This post is sponsored by the St. Louis Symphony Orchestra but all opinions about the experience are my own.
We in St. Louis are fortunate to have a myriad of family events and opportunities to choose from on any given day. One such option I just learned about is the Saint Louis Symphony Orchestra’s (SLSO) Family Concert Series. I was lucky to attend one of the concerts with my girls last week, and it was really a treat!
The SLSO Family Concert Series offers three 45 minute concerts throughout the year, each on a Sunday afternoon. Their website describes these events as offering “a mix of fun, thematic orchestral music to engage and entertain children ages 5-12 and their families.” I have to say, they did not disappoint!
While the show didn’t start until 3:00 pm, the doors opened at 2:00 pm to provide families with an opportunity to visit the Instrument Playground. Each section of the orchestra (woodwinds, strings, percussion, and brass) had a station at one of four locations around Powell Hall. Not only was it exciting to touch and try to play a variety of instruments, the locations allowed us to explore the beauty of the theater itself.
Bypassing the line that was forming just inside the door for the string instruments, we made our way up the grand staircase, stopping for a picture, of course, and headed to the third floor for the woodwind “playground.” Members of the SLSO volunteer organization took time with each child to explain how the instruments worked and taught them the basics of how to make sound come out. Only one of my two girls was able to make “music” with the clarinet and the flute, but they both loved being able to try! Don’t worry, not only did they have several mouthpieces available to keep the line moving, each mouthpiece was sanitized between each child.
From there we made our way through the other parts of the instrument playground, noting the beauty of the light fixtures, the velvety handrails, and the seemingly secret hallways that led us to the brass instruments in the lower level. Finally, we arrived again in the main foyer and made our way to the concession stand.
Concessions of both the child and adult variety are offered during these concerts, which was a nice surprise. Pretty dispensers of pink lemonade enticed the children, and if the adults were interested in something stronger, coffee, espresso drinks, and a full bar were available. My kids talked me into candy, too, which was surprisingly less expensive than at the movie theater, so I happily indulged them. The best part about the concessions, however, is that they can be brought into the theater itself. Yes, you read that right. There are no rules about only enjoying your items in the lobby, and my children and I were all overjoyed at this news.

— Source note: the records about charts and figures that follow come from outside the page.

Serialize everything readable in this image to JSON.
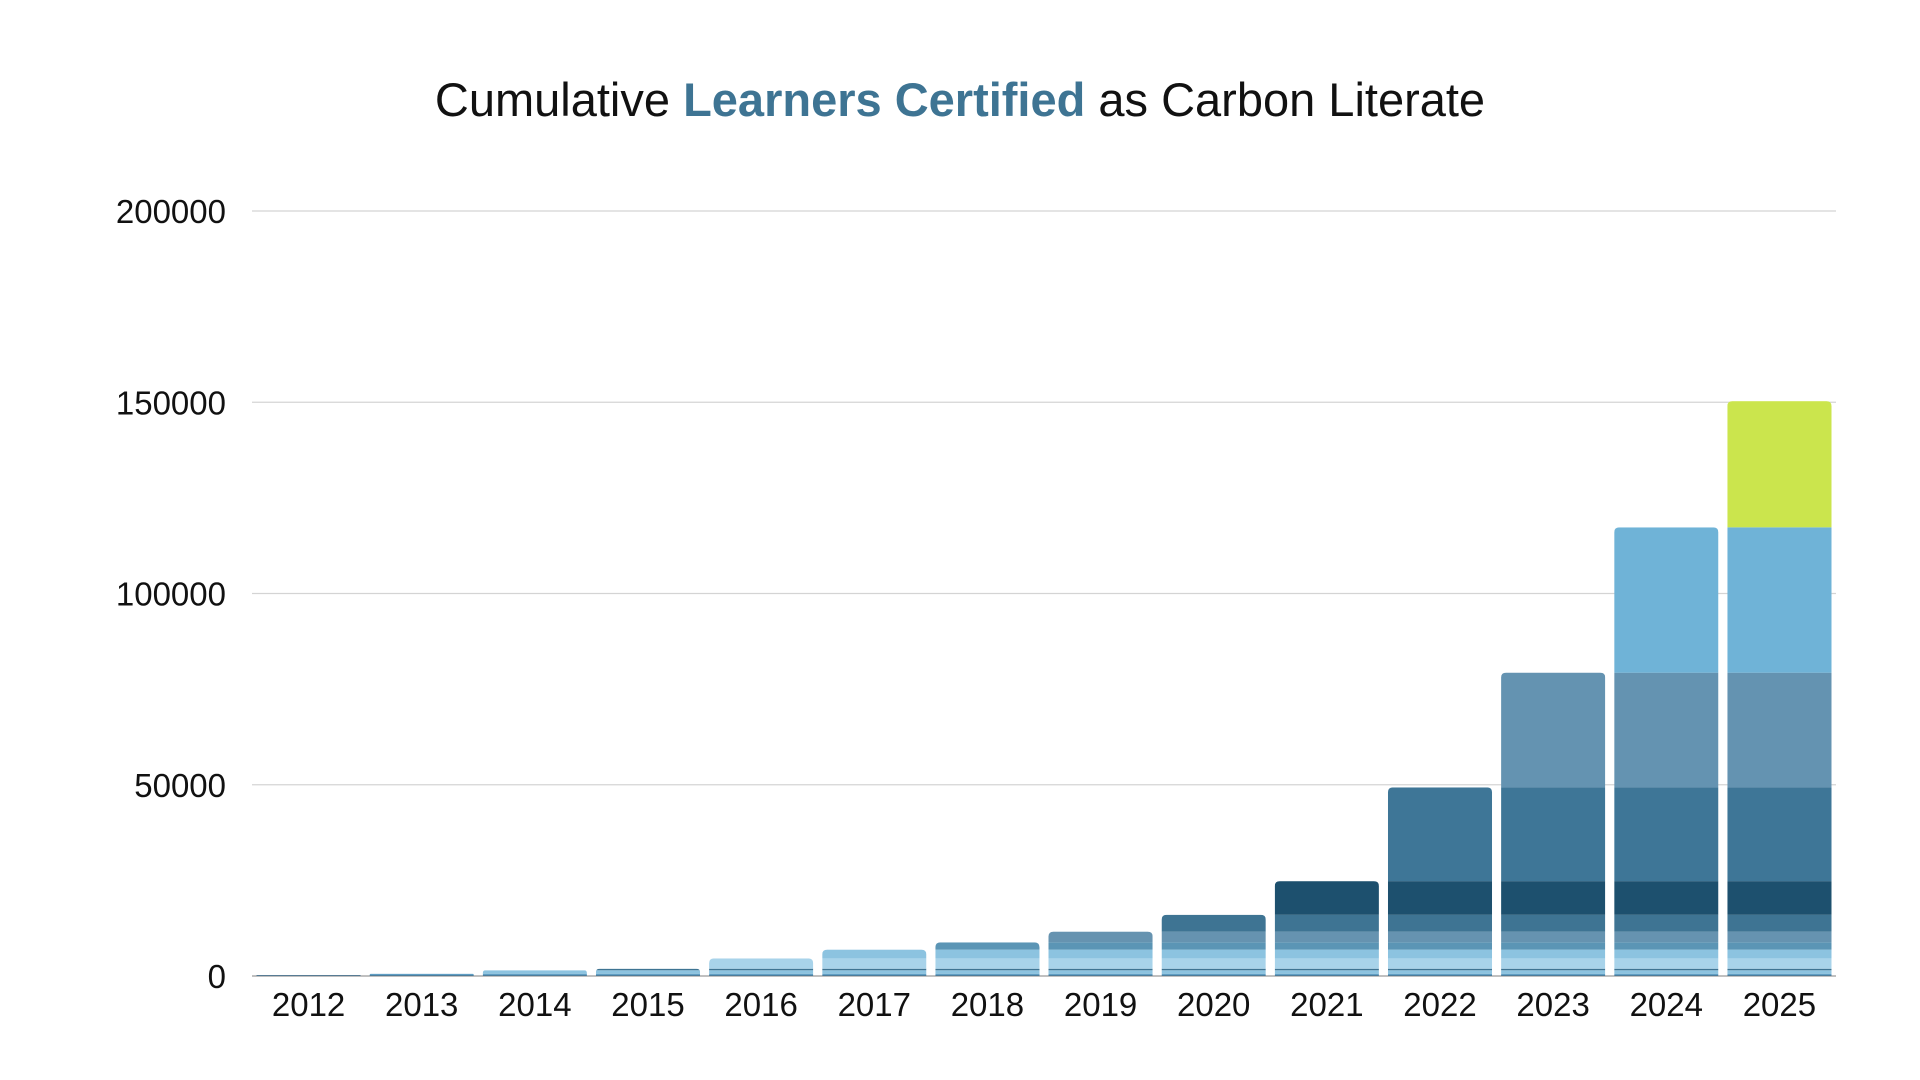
{
  "title": {
    "pre": "Cumulative ",
    "highlight": "Learners Certified",
    "post": " as Carbon Literate",
    "highlight_color": "#3e7493"
  },
  "chart_data": {
    "type": "bar",
    "stacked": true,
    "categories": [
      "2012",
      "2013",
      "2014",
      "2015",
      "2016",
      "2017",
      "2018",
      "2019",
      "2020",
      "2021",
      "2022",
      "2023",
      "2024",
      "2025"
    ],
    "yticks": [
      "0",
      "50000",
      "100000",
      "150000",
      "200000"
    ],
    "ylim": [
      0,
      200000
    ],
    "grid": true,
    "legend": "none",
    "xlabel": "",
    "ylabel": "",
    "layers": [
      {
        "year": "2012",
        "value": 200,
        "color": "#2c5b7b"
      },
      {
        "year": "2013",
        "value": 400,
        "color": "#5f9ec4"
      },
      {
        "year": "2014",
        "value": 900,
        "color": "#8cc3e0"
      },
      {
        "year": "2015",
        "value": 400,
        "color": "#3e7493"
      },
      {
        "year": "2016",
        "value": 2700,
        "color": "#a8d3ea"
      },
      {
        "year": "2017",
        "value": 2300,
        "color": "#8cc3e0"
      },
      {
        "year": "2018",
        "value": 1900,
        "color": "#5b95b5"
      },
      {
        "year": "2019",
        "value": 2800,
        "color": "#6693b0"
      },
      {
        "year": "2020",
        "value": 4400,
        "color": "#3e7493"
      },
      {
        "year": "2021",
        "value": 8800,
        "color": "#1d506e"
      },
      {
        "year": "2022",
        "value": 24500,
        "color": "#3e7697"
      },
      {
        "year": "2023",
        "value": 30000,
        "color": "#6493b1"
      },
      {
        "year": "2024",
        "value": 38000,
        "color": "#6fb3d7"
      },
      {
        "year": "2025",
        "value": 33000,
        "color": "#cbe54d"
      }
    ],
    "totals": [
      200,
      600,
      1500,
      1900,
      4600,
      6900,
      8800,
      11600,
      16000,
      24800,
      49300,
      79300,
      117300,
      150300
    ]
  }
}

As showtime approached, some of the musicians came onstage to warm up, and this was a neat chance to walk right up front and watch them at their craft. For those that just wanted to make their way to their seats and enjoy the warm up notes, there was also a running display of musical information on a screen above the stage, suitable for children’s understanding.
The real magic began once the full orchestra and conductor Lee Mills came out. They began with the lively Ritual Fire Dance from El amor burjo by Manuel de Falla, and followed that with Joseph Hayden’s Adante [Second Movement] from Symphony No. 94, also called “Surprise.” The entire audience was surprised, and even more entertained by Mills’ overly dramatic response to it. He was funny and engaging and seemed to genuinely enjoy sharing his gift with the kids.
The concert continued with a dramatic reading of Lemony Snicket’s The Composer is Dead, narrated by St. Louis native Omega D. Jones. Jones was brilliant in his interpretation, and the presentation of this book allowed the conductor and the entire orchestra to get involved in solving the whodunit. The audience laughed as the violinists tried to blame the cellists and bassists, who in turn tried to blame the violas, who were too timid to blame anyone else. And then the woodwinds, brass, and percussionists also denied being involved, and everyone in the theater was left wondering about the culprit.
The adults probably laughed more than the kids when it was revealed that the conductor was responsible for the death of the composer, over and over again, but the kids were so interested in the music and the interaction that they laughed anyway because it was all just so fun.
Right at the moment that all of the kids were probably about to run out of the ability to sit still and be somewhat quiet, the show finished with its final, magnificent number, and the audience erupted in applause.
I will absolutely be taking my children back to the family concert series. I love that it gives them a chance to dress up and practice their manners in public, and I love that it allows us to explore the beauty of the architecture and culture St. Louis has to offer. But most importantly, I love that, for a very reasonable price, my children and I are able to experience the joy of a live musical experience with one of the best and oldest symphonies around.
The SLSO Family Concert series continues with Cinderella on Sunday, February 17, 2019, and finishes with Carnival of the Animals on Sunday, March 24, 2019. Individual ticket prices range from $8 to $19. The SLSO does offer a 2-show package subscription for the remaining 2 family concerts. The subscription package saves up to 25% off full price and additional benefits as a subscriber – like saving 20% off any additional concert tickets purchased anytime throughout the season! I’ll look forward to seeing you there!